The freshman from Rhode Island is in critical condition at UNC Hospital after contracting H1N1 before Thanksgiving.
Even though she didn't appear to have any underlying medical conditions, Chason still became gravely ill. She is on life support as doctors treat her for the virus.
Emily O'Brien is a graduate student at UNC and says she didn't know Chason, but she's heard about her fight with the H1N1 virus.
"It sort of got me going a little bit, I guess you could say," O'Brien said. "It's just really scary and it's something that you don't think could happen to someone your age, so it's definitely made me more motivated to get vaccinated."
O'Brien is one of about 26 students who went to Craige Residence Hall Friday night, during the first hour of an H1N1 vaccination clinic.
Clinic staff was hoping to vaccinate up to 200 people, but they didn't think that was going to happen.
The university says it is hosting several vaccination clinics in the coming days.
Each vaccine costs $12 and there is enough to cover every student and faculty member at UNC.

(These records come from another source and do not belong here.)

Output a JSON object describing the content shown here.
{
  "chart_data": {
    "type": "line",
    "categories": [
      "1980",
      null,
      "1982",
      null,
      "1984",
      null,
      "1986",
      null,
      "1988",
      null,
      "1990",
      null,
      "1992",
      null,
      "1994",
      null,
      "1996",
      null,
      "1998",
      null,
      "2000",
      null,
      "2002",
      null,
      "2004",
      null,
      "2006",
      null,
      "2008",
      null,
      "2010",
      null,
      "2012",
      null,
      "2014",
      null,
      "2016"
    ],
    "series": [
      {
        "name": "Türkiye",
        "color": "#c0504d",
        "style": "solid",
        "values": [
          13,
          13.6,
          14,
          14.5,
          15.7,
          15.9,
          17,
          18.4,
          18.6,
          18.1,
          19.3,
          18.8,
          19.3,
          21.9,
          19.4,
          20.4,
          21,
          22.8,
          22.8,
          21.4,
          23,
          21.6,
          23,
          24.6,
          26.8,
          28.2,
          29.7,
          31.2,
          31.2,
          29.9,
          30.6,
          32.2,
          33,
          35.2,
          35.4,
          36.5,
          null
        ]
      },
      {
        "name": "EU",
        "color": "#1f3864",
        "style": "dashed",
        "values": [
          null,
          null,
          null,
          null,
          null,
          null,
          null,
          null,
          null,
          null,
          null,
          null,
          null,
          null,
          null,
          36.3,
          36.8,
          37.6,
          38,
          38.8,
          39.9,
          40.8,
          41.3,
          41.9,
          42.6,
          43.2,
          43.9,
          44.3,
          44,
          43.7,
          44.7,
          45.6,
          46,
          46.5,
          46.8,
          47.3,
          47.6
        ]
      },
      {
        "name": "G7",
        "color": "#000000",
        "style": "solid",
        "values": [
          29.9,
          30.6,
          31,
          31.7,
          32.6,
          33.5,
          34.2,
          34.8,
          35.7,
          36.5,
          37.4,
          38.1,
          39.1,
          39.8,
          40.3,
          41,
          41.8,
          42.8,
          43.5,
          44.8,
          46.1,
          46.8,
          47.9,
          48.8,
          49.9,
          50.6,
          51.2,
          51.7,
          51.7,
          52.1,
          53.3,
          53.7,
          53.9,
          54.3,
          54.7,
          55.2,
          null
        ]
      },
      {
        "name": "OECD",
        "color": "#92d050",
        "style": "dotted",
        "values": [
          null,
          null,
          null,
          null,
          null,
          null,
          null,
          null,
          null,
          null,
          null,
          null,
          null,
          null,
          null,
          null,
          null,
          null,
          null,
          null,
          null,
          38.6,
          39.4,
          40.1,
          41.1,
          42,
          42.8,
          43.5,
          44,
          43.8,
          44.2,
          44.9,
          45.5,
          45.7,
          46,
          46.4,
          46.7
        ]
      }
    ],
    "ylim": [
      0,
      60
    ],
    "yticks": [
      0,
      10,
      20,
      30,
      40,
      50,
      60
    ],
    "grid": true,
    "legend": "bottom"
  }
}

UNC freshman Megan Hall and her friends say they'll probably take advantage of that, especially after hearing about Chason.
"I have a healthy immune system," Hall said. "I've always been healthy, but she was healthy too, so it could easily happen to me."
"She's our age and is as healthy as the average student here and for her to get that was pretty profound," UNC sophomore Colleen Davis said.
"Definitely, brought it much closer to home and brought the severity of the issue way up," UNC freshman Hannah Walters added.
The next vaccination clinic will take place on Monday at the Student Union during the day and at another residence hall that night.